I write notes on the photos.
lol I don't think you're the target demographic if you can't imagine any scenario of this having a good purpose to exist. It's apparently rated by the Department of Defense, definitely has some applications people are interested in. Hell, you could recoup costs on harddrive failures alone over your child's lifetime, just need a reader. Would be a pretty neat present to give someone as well filled like a photo album with personal media/ favorite games/ music/ whatever you want backed up for your kids. People spend a lot of money on multiple backup options so this is just another ace in your deck along with other safeguards.
True, I'm no data hoarder. Just seems like it's a very small niche that this fits into. Never had a hard drive fail on me, but I'll give it a couple more decades lol
Not sure where you're from, but that website link is Australian and $150 AUD is about $94 USD at the moment.
Ahh, didn't see the .au
I only have an estimated 96 remaining years on this planet. Why would I care about my data after that?
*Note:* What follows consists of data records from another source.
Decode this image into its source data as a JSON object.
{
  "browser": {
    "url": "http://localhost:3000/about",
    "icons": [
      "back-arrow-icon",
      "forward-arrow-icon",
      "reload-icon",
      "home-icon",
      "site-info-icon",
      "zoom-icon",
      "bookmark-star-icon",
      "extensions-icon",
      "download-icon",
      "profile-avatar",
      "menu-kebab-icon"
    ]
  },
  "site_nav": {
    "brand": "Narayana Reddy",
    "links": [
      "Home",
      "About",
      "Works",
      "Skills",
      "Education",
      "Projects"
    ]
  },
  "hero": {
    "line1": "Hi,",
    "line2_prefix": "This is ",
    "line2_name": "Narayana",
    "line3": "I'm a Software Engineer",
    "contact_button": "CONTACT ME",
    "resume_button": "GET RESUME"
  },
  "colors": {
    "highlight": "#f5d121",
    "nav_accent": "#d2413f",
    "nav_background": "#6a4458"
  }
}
We regularly look at photographs taken at the dawn of photography, and read documents created hundreds or even thousands of years ago.
There is a use case for this tech.
If only they weren't so expensive.
Edit: OK not terrible for AU dollars. Missed that.
But still, a 20TB backup would be $4K USD. Too hefty compared to even redundant magnetic storage.
Nothing stops people from mix matching backup media.
If I lose the series I downloaded versus my family photos, not the same impact.
The fuck are you backing up that you have 20tb of?
Also I feel like at that point you might as well go tape rather than fiddle around with 40 Blu-rays.
I mean, tapes just don't have the same longetivity as an archive grade optical disc, but it's probably fine for your collection of porn and pirated movies.
Not wrong, but 30 years are probably good enough for most backup cases
Most likely. Things like photos you want to live forever though, you never know what people will be interested in in the future.
Photographer, videographer mostly, buy also data hoarder, etc. I still have all my pre-AOL data, too.